Part of Smith’s lasting appeal was visual. Kay tells of gazing for hours, as a child, at an album cover featuring her gorgeous brown-skinned face. Smith was a spectacular looking person as well as a mesmerizing performer — a dancer, comedian, and powerhouse vocalist whose costuming involved opulent jewelry and a headpiece that one critic described as a cross between a chandelier and a football helmet. She was unparalleled in her ability to paint a picture with words – to sing, with scandalous candor, about her “good jelly roll” and her desire to put cheating lovers in “the graveyard.” She and her accompanists often used the technique of word-painting to tell blues stories with almost cinematic clarity. In “Backwater Blues,” Smith sings of people who “rowed a little boat about five miles across the pond” while trying to survive a flood: She heaves the line forward, while pianist James P. Johnson plays little trills to evoke a boat amidst the outsized waves.

Bearden’s musical picture illuminates what I tend to think of as Smith’s pictorial music: her extremely precise, almost painterly, approach to the vocal blues. Just as Bearden’s modernist collages exposed the basic components of visual art – color, shape, line, contrast – Smith’s body of work exposed the DNA of chord progressions, variations, slides and slurs that constituted the blues. Bearden’s scissor work attunes us to the clean lines, broad contours, tonal contrasts, and subtle shadings of Smith’s songs – the way she spins simple quarter notes into announcements and carves musical phrases into distinct shapes by easing them down with a sigh. Her work, while intensely expressive, is also a primer on musical form: This is what a whole note should be, this is a blue note, a half-rest. She could sing slow and easy, blurring her pitch and lagging behind the beat. But then, she was precise even about her imprecision.

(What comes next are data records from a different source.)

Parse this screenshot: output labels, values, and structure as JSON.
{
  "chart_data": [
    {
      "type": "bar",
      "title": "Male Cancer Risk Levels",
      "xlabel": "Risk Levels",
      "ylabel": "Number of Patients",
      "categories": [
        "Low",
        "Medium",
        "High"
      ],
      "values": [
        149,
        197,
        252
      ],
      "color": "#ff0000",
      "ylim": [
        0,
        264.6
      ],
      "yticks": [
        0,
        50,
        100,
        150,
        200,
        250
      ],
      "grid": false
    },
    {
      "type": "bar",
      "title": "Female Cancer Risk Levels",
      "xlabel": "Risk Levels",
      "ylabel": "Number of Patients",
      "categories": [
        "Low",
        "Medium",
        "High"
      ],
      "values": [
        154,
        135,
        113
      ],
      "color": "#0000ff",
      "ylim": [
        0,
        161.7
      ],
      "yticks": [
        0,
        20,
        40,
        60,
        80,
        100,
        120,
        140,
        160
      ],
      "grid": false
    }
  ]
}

Precision is a concept that seldom figures in discussions of the blues. The genre instead magnetizes assumptions about naturalness, rawness, a rejection of respectability and an impulse to let it all hang out. While these qualities can play an important role in blues performance, the appearance of artlessness is its own kind of craft. This often gets missed especially when it comes to the work of black women artists, who are often lauded for broaching taboo subjects (love, sex), while men are celebrated for innovative technique. But Smith was both an emotional genius and a master technician. And she became a creative touchstone for other artists in part for how she made vivid, almost visualizable, the blueprint of the blues.